Parent Child Classes Sample Rhythm

9:00 am

Welcome to our day / creative play time / making bread


Preparing snack

Clean up song/ tidy our room

Washing hands / sharing our snack together

Circle of songs

Puppet story

11:30 am

Good-bye song / outside to the park to play


Pre-Kindergarten Class Sample Rhythm

8:30 am

Welcome / Wash hands for warming beeswax


Circle of songs and movement

Creative play time / table activity and snack preparation

Clean up song / tidy our room

Rest time

Washing hands/ sharing our snack

Story time

Outside play time

Lunchtime

12:30 pm

Good-bye song


Mixed-Age, 5-day Kindergartens sample Daily Rhythm

8:30 am

Greet and welcome children

Circle time (seasonal songs, verses, movement)

Free play and artistic activity such as painting, drawing, sewing, craft projects, beeswax. Snack preparation such as bread baking and soup making also take place during this time.

Clean-up, bathroom, hand washing

Snack and clean-up

Story time

Outside play

Hand washing and lunch

Good-bye

12:30 pm

Aftercare begins


Our mornings are very busy and in order to support the rhythm created it is important that when the classroom doors open in the morning, your child has had the opportunity to use the bathroom, change into his or her slippers, put away their lunches, have a little snuggle time and then one last hug or kiss goodbye before entering the classroom on time. Please take the time to help your child with these important preparations before class starts.

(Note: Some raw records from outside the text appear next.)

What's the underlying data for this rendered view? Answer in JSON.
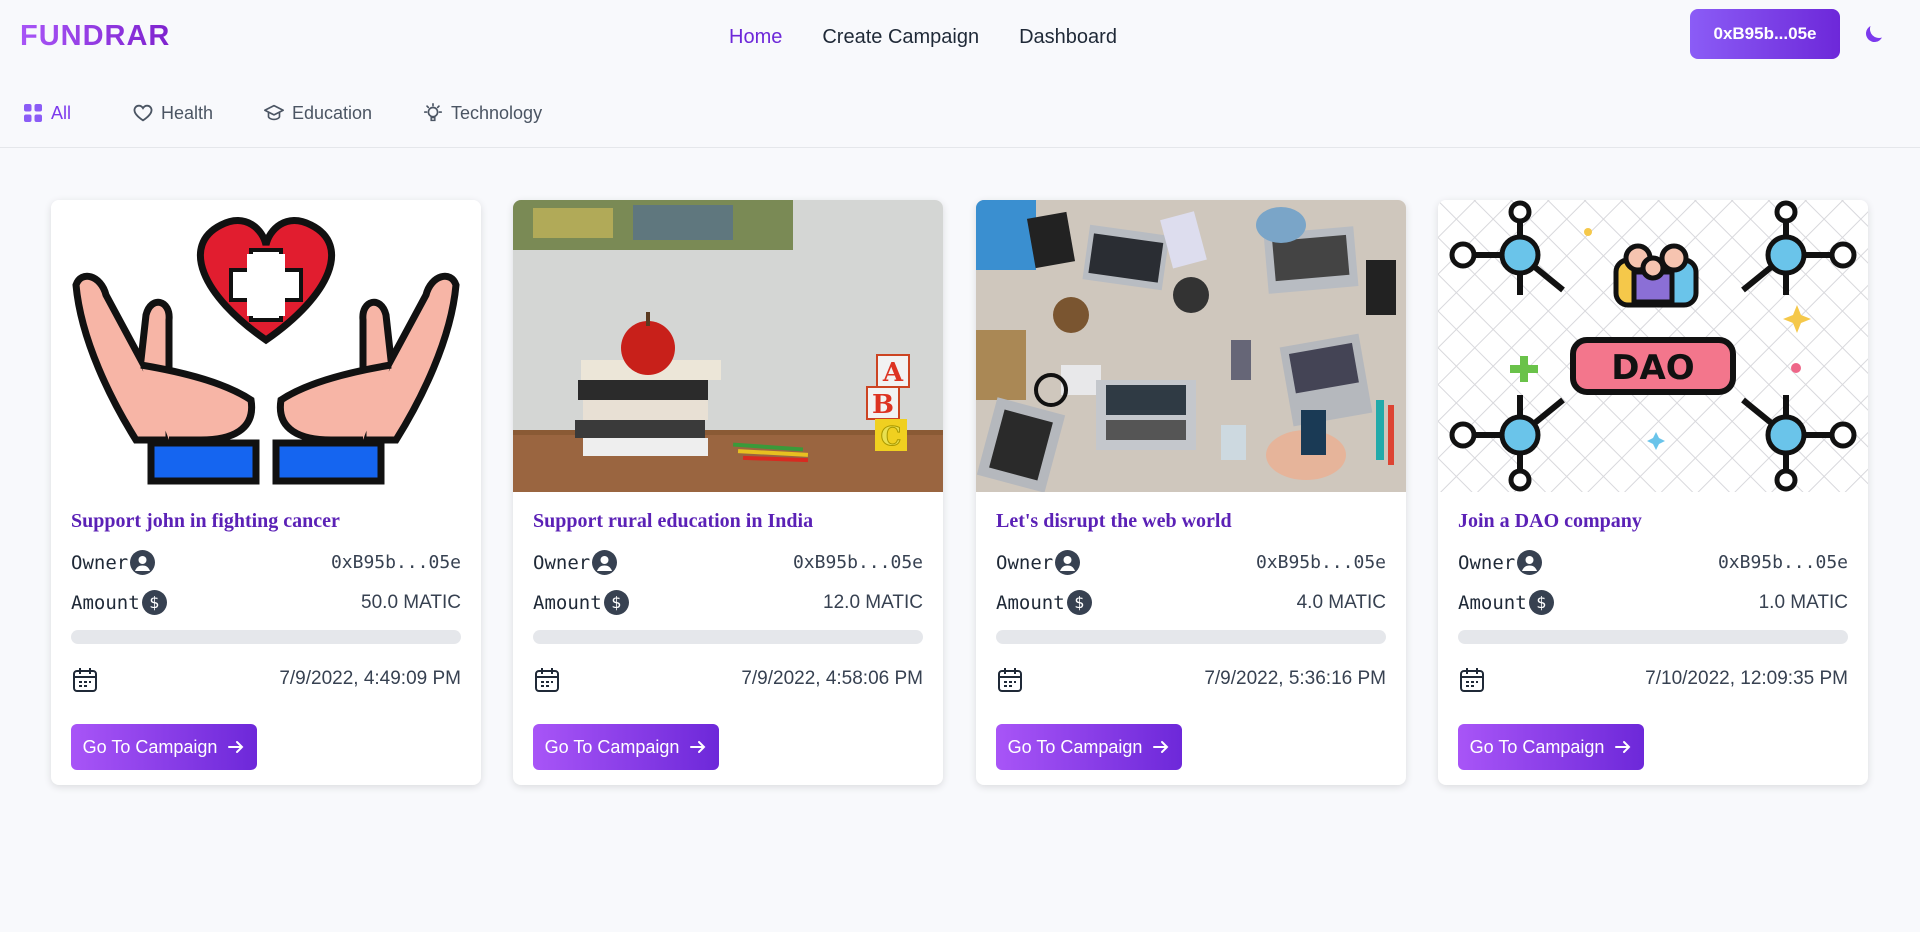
{
  "header": {
    "logo": "FUNDRAR",
    "nav": [
      {
        "label": "Home",
        "active": true
      },
      {
        "label": "Create Campaign",
        "active": false
      },
      {
        "label": "Dashboard",
        "active": false
      }
    ],
    "wallet_label": "0xB95b...05e",
    "theme_icon": "moon-icon"
  },
  "categories": [
    {
      "label": "All",
      "icon": "grid-icon",
      "active": true
    },
    {
      "label": "Health",
      "icon": "heart-icon",
      "active": false
    },
    {
      "label": "Education",
      "icon": "graduation-cap-icon",
      "active": false
    },
    {
      "label": "Technology",
      "icon": "lightbulb-icon",
      "active": false
    }
  ],
  "campaigns": [
    {
      "title": "Support john in fighting cancer",
      "owner_label": "Owner",
      "owner": "0xB95b...05e",
      "amount_label": "Amount",
      "amount": "50.0 MATIC",
      "progress": 0,
      "date": "7/9/2022, 4:49:09 PM",
      "button": "Go To Campaign",
      "image": "health-hands-heart-illustration"
    },
    {
      "title": "Support rural education in India",
      "owner_label": "Owner",
      "owner": "0xB95b...05e",
      "amount_label": "Amount",
      "amount": "12.0 MATIC",
      "progress": 0,
      "date": "7/9/2022, 4:58:06 PM",
      "button": "Go To Campaign",
      "image": "books-apple-blocks-photo"
    },
    {
      "title": "Let's disrupt the web world",
      "owner_label": "Owner",
      "owner": "0xB95b...05e",
      "amount_label": "Amount",
      "amount": "4.0 MATIC",
      "progress": 0,
      "date": "7/9/2022, 5:36:16 PM",
      "button": "Go To Campaign",
      "image": "laptops-desk-photo"
    },
    {
      "title": "Join a DAO company",
      "owner_label": "Owner",
      "owner": "0xB95b...05e",
      "amount_label": "Amount",
      "amount": "1.0 MATIC",
      "progress": 0,
      "date": "7/10/2022, 12:09:35 PM",
      "button": "Go To Campaign",
      "image": "dao-network-illustration"
    }
  ],
  "colors": {
    "accent": "#7c3aed",
    "accent_dark": "#6d28d9",
    "title": "#5b21b6"
  }
}
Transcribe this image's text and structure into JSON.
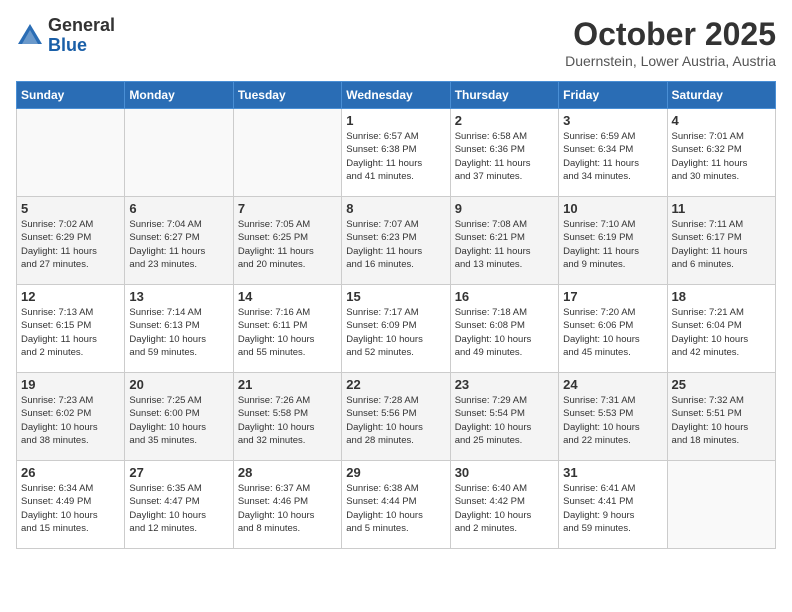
{
  "header": {
    "logo_general": "General",
    "logo_blue": "Blue",
    "month_title": "October 2025",
    "location": "Duernstein, Lower Austria, Austria"
  },
  "weekdays": [
    "Sunday",
    "Monday",
    "Tuesday",
    "Wednesday",
    "Thursday",
    "Friday",
    "Saturday"
  ],
  "weeks": [
    [
      {
        "day": "",
        "info": ""
      },
      {
        "day": "",
        "info": ""
      },
      {
        "day": "",
        "info": ""
      },
      {
        "day": "1",
        "info": "Sunrise: 6:57 AM\nSunset: 6:38 PM\nDaylight: 11 hours\nand 41 minutes."
      },
      {
        "day": "2",
        "info": "Sunrise: 6:58 AM\nSunset: 6:36 PM\nDaylight: 11 hours\nand 37 minutes."
      },
      {
        "day": "3",
        "info": "Sunrise: 6:59 AM\nSunset: 6:34 PM\nDaylight: 11 hours\nand 34 minutes."
      },
      {
        "day": "4",
        "info": "Sunrise: 7:01 AM\nSunset: 6:32 PM\nDaylight: 11 hours\nand 30 minutes."
      }
    ],
    [
      {
        "day": "5",
        "info": "Sunrise: 7:02 AM\nSunset: 6:29 PM\nDaylight: 11 hours\nand 27 minutes."
      },
      {
        "day": "6",
        "info": "Sunrise: 7:04 AM\nSunset: 6:27 PM\nDaylight: 11 hours\nand 23 minutes."
      },
      {
        "day": "7",
        "info": "Sunrise: 7:05 AM\nSunset: 6:25 PM\nDaylight: 11 hours\nand 20 minutes."
      },
      {
        "day": "8",
        "info": "Sunrise: 7:07 AM\nSunset: 6:23 PM\nDaylight: 11 hours\nand 16 minutes."
      },
      {
        "day": "9",
        "info": "Sunrise: 7:08 AM\nSunset: 6:21 PM\nDaylight: 11 hours\nand 13 minutes."
      },
      {
        "day": "10",
        "info": "Sunrise: 7:10 AM\nSunset: 6:19 PM\nDaylight: 11 hours\nand 9 minutes."
      },
      {
        "day": "11",
        "info": "Sunrise: 7:11 AM\nSunset: 6:17 PM\nDaylight: 11 hours\nand 6 minutes."
      }
    ],
    [
      {
        "day": "12",
        "info": "Sunrise: 7:13 AM\nSunset: 6:15 PM\nDaylight: 11 hours\nand 2 minutes."
      },
      {
        "day": "13",
        "info": "Sunrise: 7:14 AM\nSunset: 6:13 PM\nDaylight: 10 hours\nand 59 minutes."
      },
      {
        "day": "14",
        "info": "Sunrise: 7:16 AM\nSunset: 6:11 PM\nDaylight: 10 hours\nand 55 minutes."
      },
      {
        "day": "15",
        "info": "Sunrise: 7:17 AM\nSunset: 6:09 PM\nDaylight: 10 hours\nand 52 minutes."
      },
      {
        "day": "16",
        "info": "Sunrise: 7:18 AM\nSunset: 6:08 PM\nDaylight: 10 hours\nand 49 minutes."
      },
      {
        "day": "17",
        "info": "Sunrise: 7:20 AM\nSunset: 6:06 PM\nDaylight: 10 hours\nand 45 minutes."
      },
      {
        "day": "18",
        "info": "Sunrise: 7:21 AM\nSunset: 6:04 PM\nDaylight: 10 hours\nand 42 minutes."
      }
    ],
    [
      {
        "day": "19",
        "info": "Sunrise: 7:23 AM\nSunset: 6:02 PM\nDaylight: 10 hours\nand 38 minutes."
      },
      {
        "day": "20",
        "info": "Sunrise: 7:25 AM\nSunset: 6:00 PM\nDaylight: 10 hours\nand 35 minutes."
      },
      {
        "day": "21",
        "info": "Sunrise: 7:26 AM\nSunset: 5:58 PM\nDaylight: 10 hours\nand 32 minutes."
      },
      {
        "day": "22",
        "info": "Sunrise: 7:28 AM\nSunset: 5:56 PM\nDaylight: 10 hours\nand 28 minutes."
      },
      {
        "day": "23",
        "info": "Sunrise: 7:29 AM\nSunset: 5:54 PM\nDaylight: 10 hours\nand 25 minutes."
      },
      {
        "day": "24",
        "info": "Sunrise: 7:31 AM\nSunset: 5:53 PM\nDaylight: 10 hours\nand 22 minutes."
      },
      {
        "day": "25",
        "info": "Sunrise: 7:32 AM\nSunset: 5:51 PM\nDaylight: 10 hours\nand 18 minutes."
      }
    ],
    [
      {
        "day": "26",
        "info": "Sunrise: 6:34 AM\nSunset: 4:49 PM\nDaylight: 10 hours\nand 15 minutes."
      },
      {
        "day": "27",
        "info": "Sunrise: 6:35 AM\nSunset: 4:47 PM\nDaylight: 10 hours\nand 12 minutes."
      },
      {
        "day": "28",
        "info": "Sunrise: 6:37 AM\nSunset: 4:46 PM\nDaylight: 10 hours\nand 8 minutes."
      },
      {
        "day": "29",
        "info": "Sunrise: 6:38 AM\nSunset: 4:44 PM\nDaylight: 10 hours\nand 5 minutes."
      },
      {
        "day": "30",
        "info": "Sunrise: 6:40 AM\nSunset: 4:42 PM\nDaylight: 10 hours\nand 2 minutes."
      },
      {
        "day": "31",
        "info": "Sunrise: 6:41 AM\nSunset: 4:41 PM\nDaylight: 9 hours\nand 59 minutes."
      },
      {
        "day": "",
        "info": ""
      }
    ]
  ]
}
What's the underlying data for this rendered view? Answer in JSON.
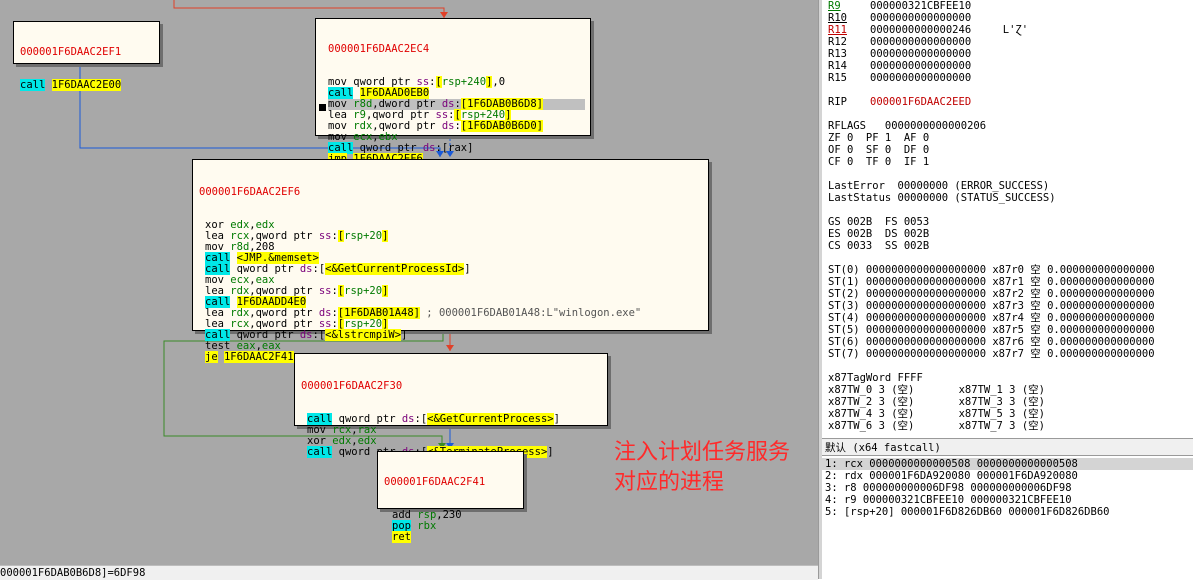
{
  "graph": {
    "blocks": [
      {
        "addr": "000001F6DAAC2EF1",
        "lines": [
          [
            [
              "m-call",
              "call"
            ],
            [
              "",
              " "
            ],
            [
              "imm",
              "1F6DAAC2E00"
            ]
          ]
        ]
      },
      {
        "addr": "000001F6DAAC2EC4",
        "lines": [
          [
            [
              "",
              "mov qword ptr "
            ],
            [
              "seg",
              "ss"
            ],
            [
              "",
              ":"
            ],
            [
              "imm",
              "["
            ],
            [
              "reg",
              "rsp+240"
            ],
            [
              "imm",
              "]"
            ],
            [
              "",
              ",0"
            ]
          ],
          [
            [
              "m-call",
              "call"
            ],
            [
              "",
              " "
            ],
            [
              "imm",
              "1F6DAAD0EB0"
            ]
          ],
          [
            [
              "",
              "mov "
            ],
            [
              "reg",
              "r8d"
            ],
            [
              "",
              ",dword ptr "
            ],
            [
              "seg",
              "ds"
            ],
            [
              "",
              ":"
            ],
            [
              "imm",
              "[1F6DAB0B6D8]"
            ]
          ],
          [
            [
              "",
              "lea "
            ],
            [
              "reg",
              "r9"
            ],
            [
              "",
              ",qword ptr "
            ],
            [
              "seg",
              "ss"
            ],
            [
              "",
              ":"
            ],
            [
              "imm",
              "["
            ],
            [
              "reg",
              "rsp+240"
            ],
            [
              "imm",
              "]"
            ]
          ],
          [
            [
              "",
              "mov "
            ],
            [
              "reg",
              "rdx"
            ],
            [
              "",
              ",qword ptr "
            ],
            [
              "seg",
              "ds"
            ],
            [
              "",
              ":"
            ],
            [
              "imm",
              "[1F6DAB0B6D0]"
            ]
          ],
          [
            [
              "",
              "mov "
            ],
            [
              "reg",
              "ecx"
            ],
            [
              "",
              ","
            ],
            [
              "reg",
              "ebx"
            ]
          ],
          [
            [
              "m-call",
              "call"
            ],
            [
              "",
              " qword ptr "
            ],
            [
              "seg",
              "ds"
            ],
            [
              "",
              ":[rax]"
            ]
          ],
          [
            [
              "m-jmp",
              "jmp"
            ],
            [
              "",
              " "
            ],
            [
              "imm",
              "1F6DAAC2EF6"
            ]
          ]
        ]
      },
      {
        "addr": "000001F6DAAC2EF6",
        "lines": [
          [
            [
              "",
              "xor "
            ],
            [
              "reg",
              "edx"
            ],
            [
              "",
              ","
            ],
            [
              "reg",
              "edx"
            ]
          ],
          [
            [
              "",
              "lea "
            ],
            [
              "reg",
              "rcx"
            ],
            [
              "",
              ",qword ptr "
            ],
            [
              "seg",
              "ss"
            ],
            [
              "",
              ":"
            ],
            [
              "imm",
              "["
            ],
            [
              "reg",
              "rsp+20"
            ],
            [
              "imm",
              "]"
            ]
          ],
          [
            [
              "",
              "mov "
            ],
            [
              "reg",
              "r8d"
            ],
            [
              "",
              ",208"
            ]
          ],
          [
            [
              "m-call",
              "call"
            ],
            [
              "",
              " "
            ],
            [
              "imm",
              "<JMP.&memset>"
            ]
          ],
          [
            [
              "m-call",
              "call"
            ],
            [
              "",
              " qword ptr "
            ],
            [
              "seg",
              "ds"
            ],
            [
              "",
              ":["
            ],
            [
              "imm",
              "<&GetCurrentProcessId>"
            ],
            [
              "",
              "]"
            ]
          ],
          [
            [
              "",
              "mov "
            ],
            [
              "reg",
              "ecx"
            ],
            [
              "",
              ","
            ],
            [
              "reg",
              "eax"
            ]
          ],
          [
            [
              "",
              "lea "
            ],
            [
              "reg",
              "rdx"
            ],
            [
              "",
              ",qword ptr "
            ],
            [
              "seg",
              "ss"
            ],
            [
              "",
              ":"
            ],
            [
              "imm",
              "["
            ],
            [
              "reg",
              "rsp+20"
            ],
            [
              "imm",
              "]"
            ]
          ],
          [
            [
              "m-call",
              "call"
            ],
            [
              "",
              " "
            ],
            [
              "imm",
              "1F6DAADD4E0"
            ]
          ],
          [
            [
              "",
              "lea "
            ],
            [
              "reg",
              "rdx"
            ],
            [
              "",
              ",qword ptr "
            ],
            [
              "seg",
              "ds"
            ],
            [
              "",
              ":"
            ],
            [
              "imm",
              "[1F6DAB01A48]"
            ],
            [
              "cmt",
              " ; 000001F6DAB01A48:L\"winlogon.exe\""
            ]
          ],
          [
            [
              "",
              "lea "
            ],
            [
              "reg",
              "rcx"
            ],
            [
              "",
              ",qword ptr "
            ],
            [
              "seg",
              "ss"
            ],
            [
              "",
              ":"
            ],
            [
              "imm",
              "["
            ],
            [
              "reg",
              "rsp+20"
            ],
            [
              "imm",
              "]"
            ]
          ],
          [
            [
              "m-call",
              "call"
            ],
            [
              "",
              " qword ptr "
            ],
            [
              "seg",
              "ds"
            ],
            [
              "",
              ":["
            ],
            [
              "imm",
              "<&lstrcmpiW>"
            ],
            [
              "",
              "]"
            ]
          ],
          [
            [
              "",
              "test "
            ],
            [
              "reg",
              "eax"
            ],
            [
              "",
              ","
            ],
            [
              "reg",
              "eax"
            ]
          ],
          [
            [
              "m-jmp",
              "je"
            ],
            [
              "",
              " "
            ],
            [
              "imm",
              "1F6DAAC2F41"
            ]
          ]
        ]
      },
      {
        "addr": "000001F6DAAC2F30",
        "lines": [
          [
            [
              "m-call",
              "call"
            ],
            [
              "",
              " qword ptr "
            ],
            [
              "seg",
              "ds"
            ],
            [
              "",
              ":["
            ],
            [
              "imm",
              "<&GetCurrentProcess>"
            ],
            [
              "",
              "]"
            ]
          ],
          [
            [
              "",
              "mov "
            ],
            [
              "reg",
              "rcx"
            ],
            [
              "",
              ","
            ],
            [
              "reg",
              "rax"
            ]
          ],
          [
            [
              "",
              "xor "
            ],
            [
              "reg",
              "edx"
            ],
            [
              "",
              ","
            ],
            [
              "reg",
              "edx"
            ]
          ],
          [
            [
              "m-call",
              "call"
            ],
            [
              "",
              " qword ptr "
            ],
            [
              "seg",
              "ds"
            ],
            [
              "",
              ":["
            ],
            [
              "imm",
              "<&TerminateProcess>"
            ],
            [
              "",
              "]"
            ]
          ]
        ]
      },
      {
        "addr": "000001F6DAAC2F41",
        "lines": [
          [
            [
              "",
              "add "
            ],
            [
              "reg",
              "rsp"
            ],
            [
              "",
              ",230"
            ]
          ],
          [
            [
              "m-call",
              "pop"
            ],
            [
              "",
              " "
            ],
            [
              "reg",
              "rbx"
            ]
          ],
          [
            [
              "m-jmp",
              "ret"
            ]
          ]
        ]
      }
    ],
    "annotation": "注入计划任务服务\n对应的进程",
    "colors": {
      "edge_red": "#e04028",
      "edge_blue": "#1a5ad8",
      "edge_green": "#3a8a28"
    }
  },
  "statusbar": {
    "text": "000001F6DAB0B6D8]=6DF98"
  },
  "registers": {
    "rows": [
      {
        "name": "R9",
        "value": "000000321CBFEE10",
        "style": "green u"
      },
      {
        "name": "R10",
        "value": "0000000000000000",
        "style": "u"
      },
      {
        "name": "R11",
        "value": "0000000000000246",
        "extra": "     L'Ɀ'",
        "style": "u"
      },
      {
        "name": "R12",
        "value": "0000000000000000",
        "style": ""
      },
      {
        "name": "R13",
        "value": "0000000000000000",
        "style": ""
      },
      {
        "name": "R14",
        "value": "0000000000000000",
        "style": ""
      },
      {
        "name": "R15",
        "value": "0000000000000000",
        "style": ""
      },
      {
        "name": "",
        "value": "",
        "style": ""
      },
      {
        "name": "RIP",
        "value": "000001F6DAAC2EED",
        "style": "",
        "valstyle": "red"
      },
      {
        "name": "",
        "value": "",
        "style": ""
      },
      {
        "name": "",
        "value": "RFLAGS   0000000000000206",
        "style": ""
      },
      {
        "name": "",
        "value": "ZF 0  PF 1  AF 0",
        "style": ""
      },
      {
        "name": "",
        "value": "OF 0  SF 0  DF 0",
        "style": ""
      },
      {
        "name": "",
        "value": "CF 0  TF 0  IF 1",
        "style": ""
      },
      {
        "name": "",
        "value": "",
        "style": ""
      },
      {
        "name": "",
        "value": "LastError  00000000 (ERROR_SUCCESS)",
        "style": ""
      },
      {
        "name": "",
        "value": "LastStatus 00000000 (STATUS_SUCCESS)",
        "style": ""
      },
      {
        "name": "",
        "value": "",
        "style": ""
      },
      {
        "name": "",
        "value": "GS 002B  FS 0053",
        "style": ""
      },
      {
        "name": "",
        "value": "ES 002B  DS 002B",
        "style": ""
      },
      {
        "name": "",
        "value": "CS 0033  SS 002B",
        "style": ""
      },
      {
        "name": "",
        "value": "",
        "style": ""
      },
      {
        "name": "",
        "value": "ST(0) 0000000000000000000 x87r0 空 0.000000000000000",
        "style": ""
      },
      {
        "name": "",
        "value": "ST(1) 0000000000000000000 x87r1 空 0.000000000000000",
        "style": ""
      },
      {
        "name": "",
        "value": "ST(2) 0000000000000000000 x87r2 空 0.000000000000000",
        "style": ""
      },
      {
        "name": "",
        "value": "ST(3) 0000000000000000000 x87r3 空 0.000000000000000",
        "style": ""
      },
      {
        "name": "",
        "value": "ST(4) 0000000000000000000 x87r4 空 0.000000000000000",
        "style": ""
      },
      {
        "name": "",
        "value": "ST(5) 0000000000000000000 x87r5 空 0.000000000000000",
        "style": ""
      },
      {
        "name": "",
        "value": "ST(6) 0000000000000000000 x87r6 空 0.000000000000000",
        "style": ""
      },
      {
        "name": "",
        "value": "ST(7) 0000000000000000000 x87r7 空 0.000000000000000",
        "style": ""
      },
      {
        "name": "",
        "value": "",
        "style": ""
      },
      {
        "name": "",
        "value": "x87TagWord FFFF",
        "style": ""
      },
      {
        "name": "",
        "value": "x87TW_0 3 (空)       x87TW_1 3 (空)",
        "style": ""
      },
      {
        "name": "",
        "value": "x87TW_2 3 (空)       x87TW_3 3 (空)",
        "style": ""
      },
      {
        "name": "",
        "value": "x87TW_4 3 (空)       x87TW_5 3 (空)",
        "style": ""
      },
      {
        "name": "",
        "value": "x87TW_6 3 (空)       x87TW_7 3 (空)",
        "style": ""
      }
    ]
  },
  "callconv": {
    "header": "默认 (x64 fastcall)",
    "args": [
      "1: rcx 0000000000000508 0000000000000508",
      "2: rdx 000001F6DA920080 000001F6DA920080",
      "3: r8 000000000006DF98 000000000006DF98",
      "4: r9 000000321CBFEE10 000000321CBFEE10",
      "5: [rsp+20] 000001F6D826DB60 000001F6D826DB60"
    ]
  }
}
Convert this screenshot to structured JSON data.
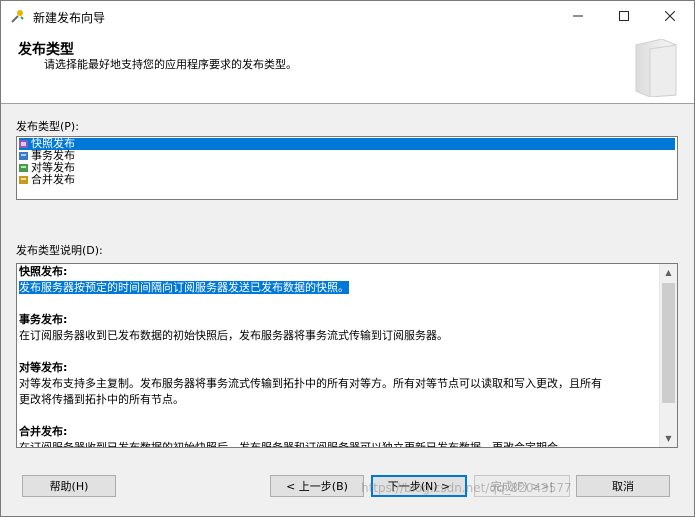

First Weeks of School in Pre-Kindergarten

In the Pre-Kindergarten, we recognize and honor the challenges that can come from the young child’s separation from his or her parents. This separation anxiety is very normal and it is much easier on the child, if the parent truly sets the child free to explore and enjoy their new circle of friends. During the first week or two of our school year, it is not uncommon to have a few children experience difficulties in saying goodbye to their parents. Please try to envision your child feeling comfortable and being able to separate from you quite easily. However, in the event that this does not happen, be prepared to stay a little longer in the morning to assist with their integration into the classroom activity.

First Weeks of School in the Mixed Age, 5-Day Kindergarten

Each child experiences coming to school and saying good-bye to their parent in their own way. Some parents are amazed at how easy it is for their child when they expected something very different. The important part to remember is that if the parent is relaxed and confident in leaving their child, then the child truly senses this and is able to make the transition smoothly. It is an exciting time when first starting school and it is natural to want to be with your child. It may take a few minutes longer at first, but in our experience, the quicker you are able to say good-bye, the easier it will be for you and your child. If at any time we feel a child is not ready to begin school (or be at school) we will immediately call you to discuss ideas and options.

What to Bring the First Day of Preschool and Kindergarten

Below is the basic list of items to bring to school. Your class teacher may ask you to bring additional items. Please label everything with your child’s name.

  • A complete change of clothes to be left at school (See: Clothing/extra)
  • Well-fitting simple slippers with a covered heel that stay on the feet
  • Rain coat with hood, rain pants and rain boots that your child will happily wear
  • A healthy lunch packed in a plain wicker basket with a cloth napkin
  • Emergency kit – each child must have one. Please see chapter 14 for a detailed list of these items.

What Not to Bring to School

  • Clothing, slippers, shoes, pre-packaged food or any items bearing media inspired logos, characters, and graphics
  • Nail polish
  • Temporary tattoos
  • Toys, jewelry, stickers, makeup, lip balm
  • Open-toed shoes
  • Sports uniforms or sport caps
  • Gum
  • Camouflage clothing

Thank you in advance for supporting us by not sending your child to school with any of these items.

Snacks

Below is a typical example of the Kindergarten weekly snack schedule according to the grain of the day. Your classroom might be a little different.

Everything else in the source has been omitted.